Tuesday, January 31, 2017

From outcast to advocate: Janet's story

Janet has a list of names, and it’s changing lives.

Janet is one of UVP’s Fistula Ambassadors. We recently saw her during our Fistula Ambassadors debrief. We hold these twice a year to have the Ambassadors share experiences and personally check in with them about their work. This time, Janet brought a list of five names of women she has identified who are suffering from fistula and on the waiting list for the next repair camp. We asked her how she feels about disseminating information about fistula, and Janet said she’s more than happy to help other women understand the causes of fistula and how it can be avoided. In fact, she’s so passionate about this work that she visits patients at every camp to provide encouragement and dances and sings to make their stay at the hospital more enjoyable.
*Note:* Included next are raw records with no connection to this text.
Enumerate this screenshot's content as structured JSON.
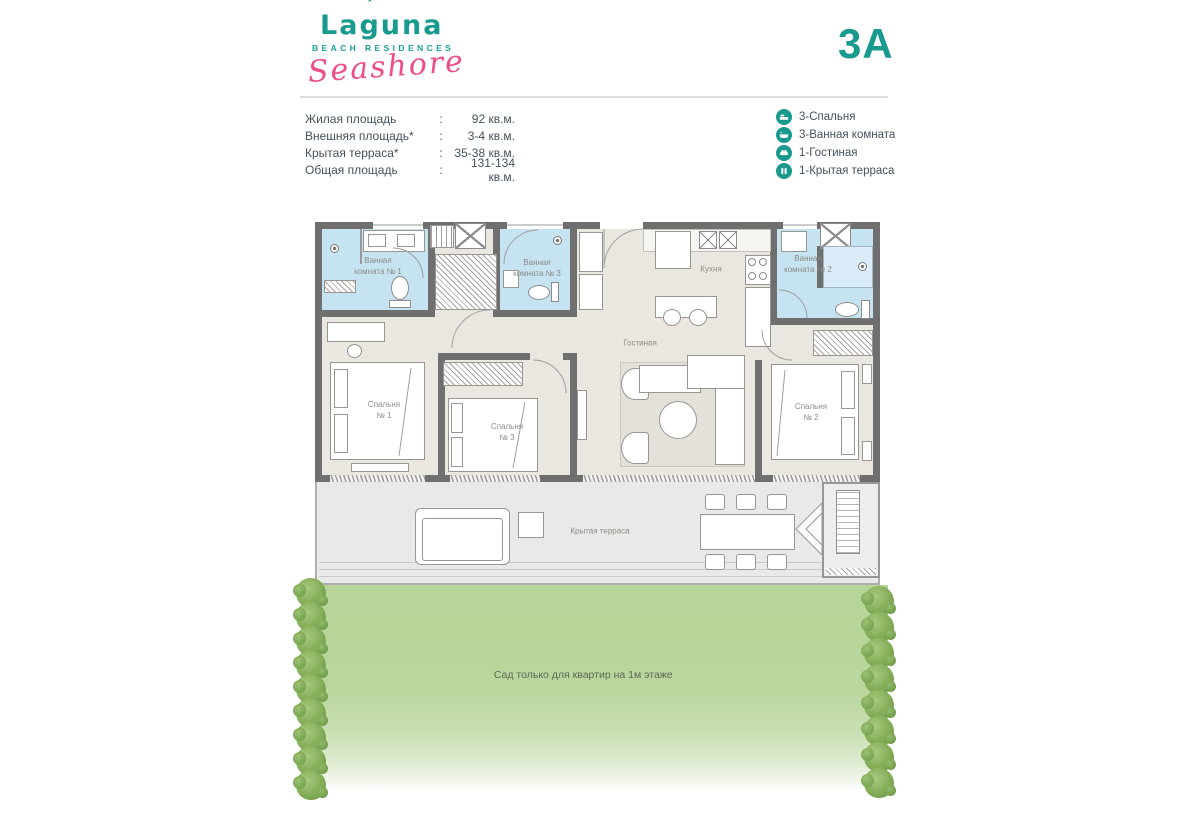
{
  "header": {
    "brand_prefix": "La",
    "brand_g": "g",
    "brand_suffix": "una",
    "brand_tagline": "BEACH RESIDENCES",
    "brand_script": "Seashore",
    "unit_code": "3A"
  },
  "specs_colon": ":",
  "specs": [
    {
      "label": "Жилая площадь",
      "value": "92 кв.м."
    },
    {
      "label": "Внешняя площадь*",
      "value": "3-4 кв.м."
    },
    {
      "label": "Крытая терраса*",
      "value": "35-38 кв.м."
    },
    {
      "label": "Общая площадь",
      "value": "131-134 кв.м."
    }
  ],
  "legend": [
    {
      "icon": "bed-icon",
      "label": "3-Спальня"
    },
    {
      "icon": "bathtub-icon",
      "label": "3-Ванная комната"
    },
    {
      "icon": "sofa-icon",
      "label": "1-Гостиная"
    },
    {
      "icon": "terrace-icon",
      "label": "1-Крытая терраса"
    }
  ],
  "plan": {
    "rooms": {
      "bathroom1": "Ванная\nкомната № 1",
      "bathroom3": "Ванная\nкомната № 3",
      "bathroom2": "Ванная\nкомната № 2",
      "kitchen": "Кухня",
      "living": "Гостиная",
      "bedroom1": "Спальня\n№ 1",
      "bedroom3": "Спальня\n№ 3",
      "bedroom2": "Спальня\n№ 2",
      "terrace": "Крытая терраса"
    }
  },
  "garden": {
    "note": "Сад только для квартир на 1м этаже",
    "tree_count_left": 9,
    "tree_count_right": 8
  },
  "colors": {
    "teal": "#189a8f",
    "pink": "#ee4d8b",
    "bathroom_blue": "#c6e3f2",
    "garden_green": "#b7d499"
  }
}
It's been a long journey for Janet to get to this point. In 1975, Janet had an obstructed labor and needed to be seen by a doctor. The health center was far from her village, and given the bad roads and their transport via bicycle, it took a long time for Janet to reach the hospital. By the time she got there, her only option was a c-section, but the surgery was unsuccessful and Janet lost the baby and left the hospital with an obstetric fistula. She lived with the condition for 35 years. She tried traditional healers with hopes of getting better, but nothing worked and she was isolated from her community. In 2010, UVP’s Fistula Coordinator visited Janet and assured her she could be repaired and rejoin her community. After 35 years of living with fistula, she didn’t take him seriously and ignored the advice, but the idea stayed with her, and after talking with a friend she agreed to try the surgery since it was fully paid for. The surgery was successful and Janet was thrilled to bring back the good news to her family.
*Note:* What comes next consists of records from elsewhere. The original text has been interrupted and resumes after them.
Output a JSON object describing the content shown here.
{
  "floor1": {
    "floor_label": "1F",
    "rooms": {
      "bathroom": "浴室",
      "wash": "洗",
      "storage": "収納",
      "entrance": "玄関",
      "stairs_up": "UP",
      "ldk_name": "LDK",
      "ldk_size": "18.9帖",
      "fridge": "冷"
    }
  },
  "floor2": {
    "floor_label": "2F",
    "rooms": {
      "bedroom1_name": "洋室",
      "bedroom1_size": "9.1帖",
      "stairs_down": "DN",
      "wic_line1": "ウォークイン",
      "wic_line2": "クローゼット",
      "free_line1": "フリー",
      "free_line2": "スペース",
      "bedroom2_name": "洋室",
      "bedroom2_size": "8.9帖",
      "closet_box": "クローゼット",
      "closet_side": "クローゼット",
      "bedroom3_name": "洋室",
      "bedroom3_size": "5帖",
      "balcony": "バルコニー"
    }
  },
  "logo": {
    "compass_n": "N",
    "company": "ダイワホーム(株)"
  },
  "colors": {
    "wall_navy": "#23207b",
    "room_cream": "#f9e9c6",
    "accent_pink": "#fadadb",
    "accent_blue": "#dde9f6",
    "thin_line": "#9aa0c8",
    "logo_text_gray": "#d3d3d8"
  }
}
Four years after being healed from fistula and nearly 40 years after first living with the condition, Janet was trained as a Fistula Ambassador. Her list of names keeps growing. To date, Janet has identified more than ten women with fistula and encouraged them as they traveled for surgery. Thanks to her efforts, other women won’t have to wait as long to restart their lives. 

Friday, January 13, 2017

2016: Review and Evaluate

By Kelly Child, Managing Director

During 2016, we held a lot of meetings at the UVP office in Iganga: staff meetings, partnership meetings, planning meetings, and, most importantly, SWOT analysis meetings. We used the 2016 - 2018 Strategic Plan, devised in 2015, as a launching pad to analyze and dissect every aspect of Uganda Village Project (UVP). 

Strengths, weaknesses, opportunities, and threats (SWOT) is a simple concept where you take a topic -- or program in our case -- and evaluate each category. During these meetings, we would agree on our greatest weaknesses and best opportunities within each program. From there, we made small adjustments in immediate programming and started developing concepts for additional shifts. 
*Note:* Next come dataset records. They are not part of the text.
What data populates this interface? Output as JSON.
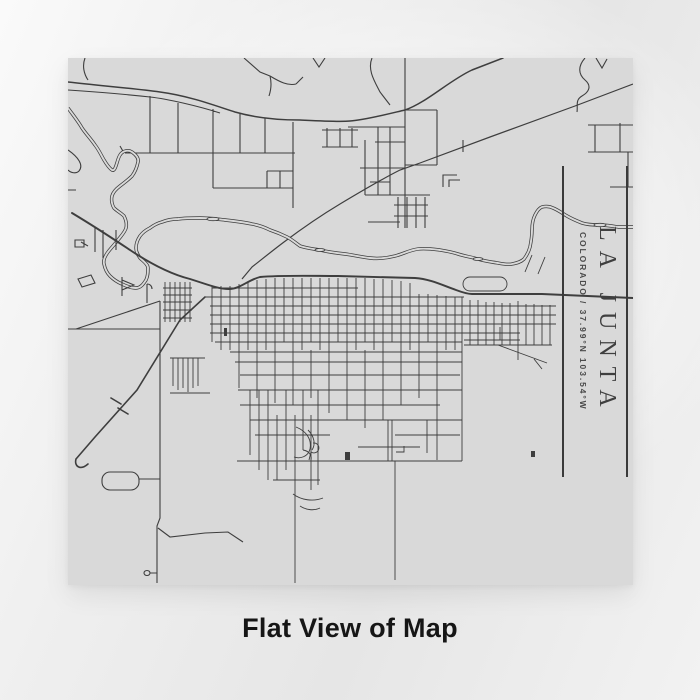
{
  "panel": {
    "title": "LA JUNTA",
    "subtitle": "COLORADO / 37.99°N 103.54°W"
  },
  "caption": "Flat View of Map",
  "map": {
    "style": "flat line-art street map",
    "features": [
      "street-grid",
      "river",
      "highway",
      "railroad",
      "pond-loop",
      "ballpark-loop"
    ]
  },
  "colors": {
    "backdrop": "#ececec",
    "map_background": "#d9d9d9",
    "road": "#3e3e3e",
    "river": "#3d3d3d",
    "panel_rule": "#3a3a3a",
    "title_text": "#3f3f3f",
    "subtitle_text": "#4a4a4a",
    "caption_text": "#161616"
  }
}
One of the most notable decisions is something that most people will never witness: a small shift in our human resource. We better aligned similar programs under one person, rather than spread between two or even three staff members. Below are some thoughts from each staff member on the current and future direction of each program.

Keneth oversees all of our Village Health Teams (VHTs) and the internship program. The two main aspects he is looking forward to is the increased accountability of our VHTs and continuing to professionalize our internship program. We’re aiming to formalize reporting procedures for our VHTs and continue development of the Global Health Leadership Curriculum to accompany our interns’ experience in the village.

Patrick will be managing all of WASH (Water Access, Sanitation, and Hygiene) in order to more closely align resources and approach this very important program in a more holistic manner. In additional to a more cohesive approach to WASH, Patrick will be spearheading partnerships. Currently, UVP utilizes partnerships from government and private organizations whenever possible. The fresh approach in 2017 will focus more on collecting partners for our Graduation Fairs and couple that with a farewell sanitation push, also executed by a partner. Patrick muses, “We really want to leave the village with a bang.”

Titus will be taking a closer look at how our HIV and malaria programs interact, specifically with data collection. “Consolidating our health package allow for more efficient data collection and education delivery,” he says. By coordinating our supply requisitions for both programs, we can assist the government health centers to operate more efficiently.
Loy took over reproductive health in early 2016 by adding family planning to her fistula program responsibilities. In addition to adding specific family planning outreaches targeted to men, we are exploring options for expanding our fistula program to serve double the number of women with repair surgeries.

From these SWOT meetings, we are better aware of where we stand and, most importantly, where we want to go. With your help, we can continue to strive to serve our beneficiaries better every year. We greatly appreciate your support thus far and are excited to share with you our future successes in 2017!